New research has revealed a widespread lack of visibility and awareness of board members amongst retail employees, with 50% of respondents unable to name a single member of the board at the retailer they work for.
The research with 1,000 UK employees, conducted by TLF Research for technology firm eShare, saw 42% of respondents say their board is out of touch with day-to-day operations, while 59% of respondents say the board at their company could do more to be visible to employees.
“Two keys elements of good governance and a strong corporate culture are the visibility of the leadership team and a strong employee understanding of what that company stands for and is aiming to achieve,” said Alister Esam, CEO, eShare. “But many retail boards in the UK are not delivering on this, and they must do more to demonstrate transparency and to engage better with their employees.”
Retailers do not compare favourably to the overall findings when it comes to board diversity. Only 51% of respondents say there is a woman on the board at their organisation, compared to 63% overall, while 40% say there is no-one under the age of 40, significantly less than the 58% who said this overall. There was also less ethnic diversity on retail boards – 40% say there is no ethnic diversity compared to 55% overall. 65% felt that employee representation in the boardrooms would be a good thing, 10% higher than the overall findings.
“It is clear that many retailers have a long way to go in making their boards more diverse,” continued Alister Esam. “The addition of an employee to the board would certainly add a different perspective and is on the face of it a positive move. However, it is actually fraught with issues, from the possibility of immediate disclosure of company plans to employees, to the selection process of the employee representative, and there are more effective ways of improving senior level diversity.”
36% of respondents said that they do not understand what their company’s vision and values are, suggesting that UK retailers need to work much harder at bridging the gap between leadership teams and employees. More than half of those surveyed were in the dark about board decisions, feeling those decisions were not clearly communicated to the rest of the company.

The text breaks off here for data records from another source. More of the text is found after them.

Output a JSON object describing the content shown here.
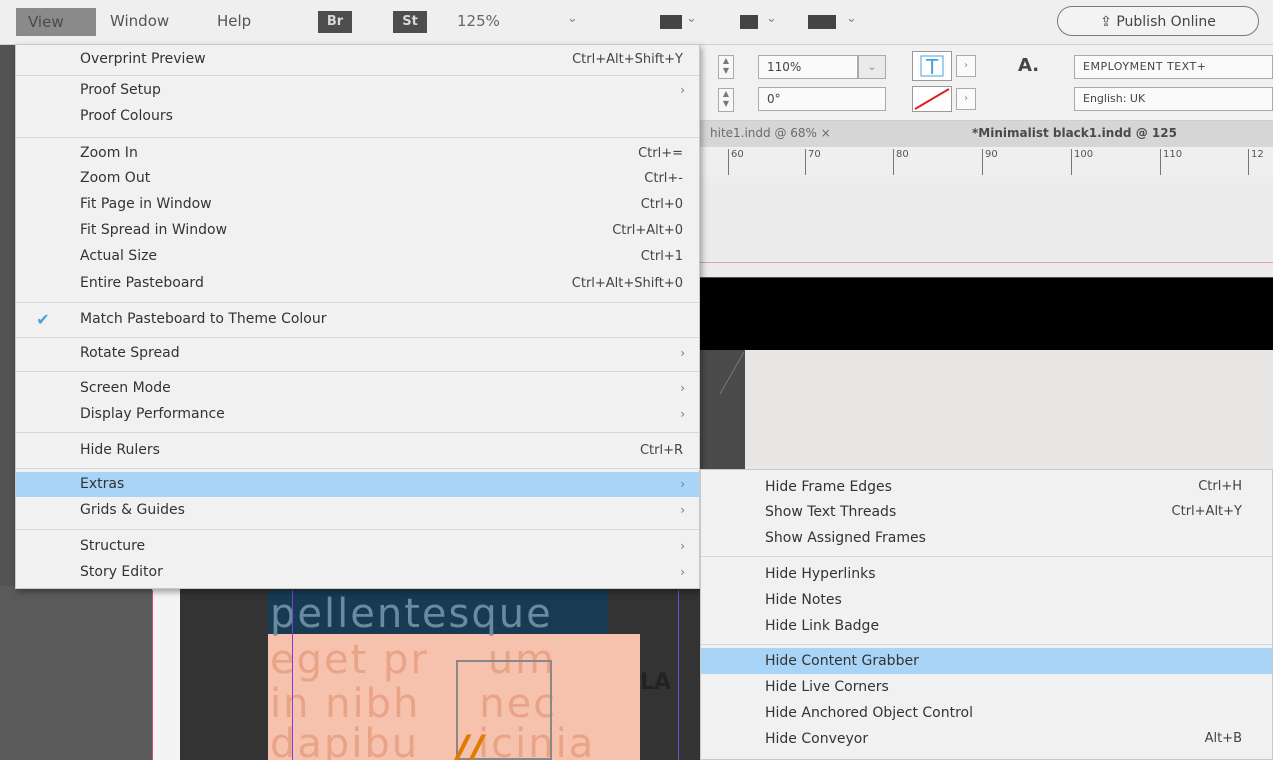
{
  "menubar": {
    "view": "View",
    "window": "Window",
    "help": "Help",
    "br": "Br",
    "st": "St",
    "zoom": "125%",
    "publish": "Publish Online"
  },
  "control_panel": {
    "scale": "110%",
    "angle": "0°",
    "style": "EMPLOYMENT TEXT+",
    "language": "English: UK"
  },
  "tabs": {
    "tab1": "hite1.indd @ 68%",
    "tab1_close": "×",
    "tab2": "*Minimalist black1.indd @ 125"
  },
  "ruler": [
    "60",
    "70",
    "80",
    "90",
    "100",
    "110",
    "12"
  ],
  "document_text": {
    "line1": "pellentesque",
    "line2": "eget pr    um",
    "line3": "in nibh    nec",
    "line4": "dapibu    icinia",
    "side_letters": "LA"
  },
  "view_menu": {
    "items": [
      {
        "label": "Overprint Preview",
        "shortcut": "Ctrl+Alt+Shift+Y"
      },
      {
        "label": "Proof Setup",
        "arrow": "›"
      },
      {
        "label": "Proof Colours"
      },
      {
        "label": "Zoom In",
        "shortcut": "Ctrl+="
      },
      {
        "label": "Zoom Out",
        "shortcut": "Ctrl+-"
      },
      {
        "label": "Fit Page in Window",
        "shortcut": "Ctrl+0"
      },
      {
        "label": "Fit Spread in Window",
        "shortcut": "Ctrl+Alt+0"
      },
      {
        "label": "Actual Size",
        "shortcut": "Ctrl+1"
      },
      {
        "label": "Entire Pasteboard",
        "shortcut": "Ctrl+Alt+Shift+0"
      },
      {
        "label": "Match Pasteboard to Theme Colour",
        "checked": "✔"
      },
      {
        "label": "Rotate Spread",
        "arrow": "›"
      },
      {
        "label": "Screen Mode",
        "arrow": "›"
      },
      {
        "label": "Display Performance",
        "arrow": "›"
      },
      {
        "label": "Hide Rulers",
        "shortcut": "Ctrl+R"
      },
      {
        "label": "Extras",
        "arrow": "›"
      },
      {
        "label": "Grids & Guides",
        "arrow": "›"
      },
      {
        "label": "Structure",
        "arrow": "›"
      },
      {
        "label": "Story Editor",
        "arrow": "›"
      }
    ]
  },
  "extras_menu": {
    "items": [
      {
        "label": "Hide Frame Edges",
        "shortcut": "Ctrl+H"
      },
      {
        "label": "Show Text Threads",
        "shortcut": "Ctrl+Alt+Y"
      },
      {
        "label": "Show Assigned Frames"
      },
      {
        "label": "Hide Hyperlinks"
      },
      {
        "label": "Hide Notes"
      },
      {
        "label": "Hide Link Badge"
      },
      {
        "label": "Hide Content Grabber"
      },
      {
        "label": "Hide Live Corners"
      },
      {
        "label": "Hide Anchored Object Control"
      },
      {
        "label": "Hide Conveyor",
        "shortcut": "Alt+B"
      }
    ]
  }
}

“The pressure on boards to behave better and do business in a transparent fashion is greater than ever, and the best place to start is through smarter engagement with internal stakeholders,” concluded Esam. “Most businesses are better governed than they ever have been, but need to demonstrate this more effectively. Good governance in 2017 means knowing what you are and why you exist, being well-run from top to bottom and having internal values and behaviours that are perpetuated externally.”